At $99US for 512MB of PC133 RAM (the point is, RAM is disgustingly cheap and getting cheaper), more RAM in the routers is a quick answer. Router clusters are another answer, and faster CPUs are yet another.
Throwing more RAM and CPU into our routers (assuming for a moment that they're most certainly all Linux PC's running Zebra) is not the solution you're looking for; the problem of RIB processing still remains. Getting a forwarding table requires extracting data from the RIB, and this is the problem, because RIBs are very large and active, and are being accessed by lots of reading and writing processes. RIB processing is substantial, and is only getting worse.
If the IETF is being at all effective, that should start now and finish sometime next year, so that we can start the 5-year technology roll-out cycle.

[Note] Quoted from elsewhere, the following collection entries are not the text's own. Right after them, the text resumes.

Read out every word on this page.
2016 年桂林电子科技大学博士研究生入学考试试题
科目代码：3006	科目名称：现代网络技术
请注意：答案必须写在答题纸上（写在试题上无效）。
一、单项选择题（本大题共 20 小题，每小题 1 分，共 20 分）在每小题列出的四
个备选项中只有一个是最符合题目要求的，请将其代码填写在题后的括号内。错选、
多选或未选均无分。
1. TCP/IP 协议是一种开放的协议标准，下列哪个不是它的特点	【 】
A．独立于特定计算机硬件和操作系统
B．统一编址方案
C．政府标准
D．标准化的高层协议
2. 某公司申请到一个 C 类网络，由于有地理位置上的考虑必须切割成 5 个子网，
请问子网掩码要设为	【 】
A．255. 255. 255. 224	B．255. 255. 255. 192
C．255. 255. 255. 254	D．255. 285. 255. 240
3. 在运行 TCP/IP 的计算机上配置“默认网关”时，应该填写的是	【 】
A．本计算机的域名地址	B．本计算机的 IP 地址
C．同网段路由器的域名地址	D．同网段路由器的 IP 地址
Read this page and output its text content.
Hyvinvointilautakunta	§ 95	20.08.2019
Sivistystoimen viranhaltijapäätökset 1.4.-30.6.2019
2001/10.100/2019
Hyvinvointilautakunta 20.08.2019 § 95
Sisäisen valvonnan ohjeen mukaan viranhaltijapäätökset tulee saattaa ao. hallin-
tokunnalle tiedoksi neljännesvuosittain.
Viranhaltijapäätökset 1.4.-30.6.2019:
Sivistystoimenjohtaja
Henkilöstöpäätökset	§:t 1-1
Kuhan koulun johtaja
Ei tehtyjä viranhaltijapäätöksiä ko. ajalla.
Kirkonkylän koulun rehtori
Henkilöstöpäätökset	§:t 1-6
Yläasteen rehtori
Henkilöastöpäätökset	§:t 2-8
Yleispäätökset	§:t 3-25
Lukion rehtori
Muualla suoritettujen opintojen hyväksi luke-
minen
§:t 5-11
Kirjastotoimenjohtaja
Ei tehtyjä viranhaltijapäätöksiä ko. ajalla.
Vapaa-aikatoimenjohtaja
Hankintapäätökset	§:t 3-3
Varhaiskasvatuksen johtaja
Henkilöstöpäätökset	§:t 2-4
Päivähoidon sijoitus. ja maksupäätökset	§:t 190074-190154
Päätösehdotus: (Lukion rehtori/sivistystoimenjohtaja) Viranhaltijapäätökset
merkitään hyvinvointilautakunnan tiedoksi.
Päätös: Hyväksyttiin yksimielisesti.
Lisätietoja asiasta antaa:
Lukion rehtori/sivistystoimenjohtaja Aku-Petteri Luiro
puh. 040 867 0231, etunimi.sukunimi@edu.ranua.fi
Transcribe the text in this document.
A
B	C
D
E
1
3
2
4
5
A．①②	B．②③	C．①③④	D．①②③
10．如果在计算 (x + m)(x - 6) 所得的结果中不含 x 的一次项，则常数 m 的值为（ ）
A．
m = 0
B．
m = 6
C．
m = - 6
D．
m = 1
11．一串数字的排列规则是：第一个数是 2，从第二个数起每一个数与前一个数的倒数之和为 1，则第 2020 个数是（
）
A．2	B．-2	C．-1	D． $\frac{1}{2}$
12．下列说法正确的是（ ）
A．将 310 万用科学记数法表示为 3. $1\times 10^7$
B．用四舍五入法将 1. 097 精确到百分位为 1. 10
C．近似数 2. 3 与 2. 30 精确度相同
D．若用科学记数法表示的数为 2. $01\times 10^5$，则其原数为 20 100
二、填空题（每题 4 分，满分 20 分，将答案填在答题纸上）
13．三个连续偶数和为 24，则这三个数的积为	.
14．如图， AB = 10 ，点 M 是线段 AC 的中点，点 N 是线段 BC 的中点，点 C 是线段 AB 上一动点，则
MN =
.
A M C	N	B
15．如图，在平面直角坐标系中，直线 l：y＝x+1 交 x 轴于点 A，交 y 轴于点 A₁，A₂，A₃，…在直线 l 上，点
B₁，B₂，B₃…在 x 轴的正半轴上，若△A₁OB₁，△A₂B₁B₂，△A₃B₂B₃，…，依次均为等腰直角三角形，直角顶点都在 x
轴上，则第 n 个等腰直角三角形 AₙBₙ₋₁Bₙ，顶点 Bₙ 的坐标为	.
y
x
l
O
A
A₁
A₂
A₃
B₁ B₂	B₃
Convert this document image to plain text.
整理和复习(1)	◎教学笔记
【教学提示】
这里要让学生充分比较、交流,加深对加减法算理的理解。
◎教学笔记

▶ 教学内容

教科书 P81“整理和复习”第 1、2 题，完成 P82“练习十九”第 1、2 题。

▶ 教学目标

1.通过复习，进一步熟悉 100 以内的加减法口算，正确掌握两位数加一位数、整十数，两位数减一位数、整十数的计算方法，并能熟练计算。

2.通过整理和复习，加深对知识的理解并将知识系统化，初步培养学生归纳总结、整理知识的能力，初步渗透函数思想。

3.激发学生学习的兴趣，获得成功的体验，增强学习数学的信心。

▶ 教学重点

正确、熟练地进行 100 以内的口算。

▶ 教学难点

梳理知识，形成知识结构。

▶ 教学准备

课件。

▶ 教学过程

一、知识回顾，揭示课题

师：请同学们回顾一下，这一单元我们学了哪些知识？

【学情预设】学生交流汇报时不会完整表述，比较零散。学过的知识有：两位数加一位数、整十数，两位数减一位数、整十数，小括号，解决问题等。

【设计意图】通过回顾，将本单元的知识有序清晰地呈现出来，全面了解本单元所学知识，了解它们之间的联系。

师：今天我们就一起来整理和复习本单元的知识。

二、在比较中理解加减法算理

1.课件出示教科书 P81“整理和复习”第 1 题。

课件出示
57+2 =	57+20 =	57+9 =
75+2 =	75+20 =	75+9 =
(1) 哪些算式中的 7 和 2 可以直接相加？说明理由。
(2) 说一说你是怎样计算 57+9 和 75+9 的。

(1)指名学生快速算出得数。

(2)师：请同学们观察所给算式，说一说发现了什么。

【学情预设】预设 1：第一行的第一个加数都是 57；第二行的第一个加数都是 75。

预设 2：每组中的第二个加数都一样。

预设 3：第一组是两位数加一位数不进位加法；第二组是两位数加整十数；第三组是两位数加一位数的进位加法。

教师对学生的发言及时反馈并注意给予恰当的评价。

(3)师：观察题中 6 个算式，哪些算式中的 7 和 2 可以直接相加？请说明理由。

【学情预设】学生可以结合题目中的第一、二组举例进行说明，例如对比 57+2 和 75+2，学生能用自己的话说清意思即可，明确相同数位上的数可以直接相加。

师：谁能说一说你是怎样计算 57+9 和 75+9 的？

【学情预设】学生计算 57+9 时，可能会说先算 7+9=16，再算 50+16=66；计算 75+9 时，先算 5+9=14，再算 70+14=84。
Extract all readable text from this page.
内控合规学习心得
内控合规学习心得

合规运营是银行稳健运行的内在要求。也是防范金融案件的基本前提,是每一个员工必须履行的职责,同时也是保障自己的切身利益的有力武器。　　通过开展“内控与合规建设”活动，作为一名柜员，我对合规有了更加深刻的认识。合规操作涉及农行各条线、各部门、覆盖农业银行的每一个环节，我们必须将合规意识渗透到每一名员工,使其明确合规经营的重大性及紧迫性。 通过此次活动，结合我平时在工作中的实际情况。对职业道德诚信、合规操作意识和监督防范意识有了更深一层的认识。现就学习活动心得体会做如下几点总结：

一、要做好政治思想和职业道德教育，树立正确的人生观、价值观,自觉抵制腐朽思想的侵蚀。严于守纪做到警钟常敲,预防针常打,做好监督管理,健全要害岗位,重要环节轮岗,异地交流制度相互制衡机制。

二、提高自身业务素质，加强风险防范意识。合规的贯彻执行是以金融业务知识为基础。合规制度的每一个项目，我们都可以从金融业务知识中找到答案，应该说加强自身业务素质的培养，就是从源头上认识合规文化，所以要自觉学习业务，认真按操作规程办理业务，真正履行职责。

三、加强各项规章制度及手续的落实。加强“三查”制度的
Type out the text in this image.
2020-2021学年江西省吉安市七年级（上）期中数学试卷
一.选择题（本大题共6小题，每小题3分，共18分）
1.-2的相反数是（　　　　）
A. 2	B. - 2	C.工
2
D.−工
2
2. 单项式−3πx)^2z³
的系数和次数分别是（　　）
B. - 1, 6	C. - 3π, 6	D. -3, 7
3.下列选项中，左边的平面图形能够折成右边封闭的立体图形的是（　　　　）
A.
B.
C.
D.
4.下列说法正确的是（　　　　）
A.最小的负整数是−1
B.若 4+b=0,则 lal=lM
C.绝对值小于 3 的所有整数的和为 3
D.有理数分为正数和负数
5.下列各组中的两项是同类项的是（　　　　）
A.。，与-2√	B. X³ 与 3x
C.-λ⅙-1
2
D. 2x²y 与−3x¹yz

Roeland, The IETF is eagerly awaiting your solution. Send code. See Tony Li's presentation at the Atlanta NANOG on why this solution of jamming RAM and CPU into boxes is not a long term viable answer: <http://www.nanog.org/mtg-0102/witt.html> In short, state growth at each level must be constrained and must not outstrip Moore's law, and to be viable in an economic sense, it must lag behind Moore's law. Things that cause heartache normally involve memory bandwidth from CPU to RIB memory when you need to spend a whole lot of time walking tables as an ever larger percentage of your tables slosh around like yo yos.
should either have his lips perma-bonded together, or have the lower part of his face covered in duct tape. Maybe then, he can resist the urge to chew on his feet.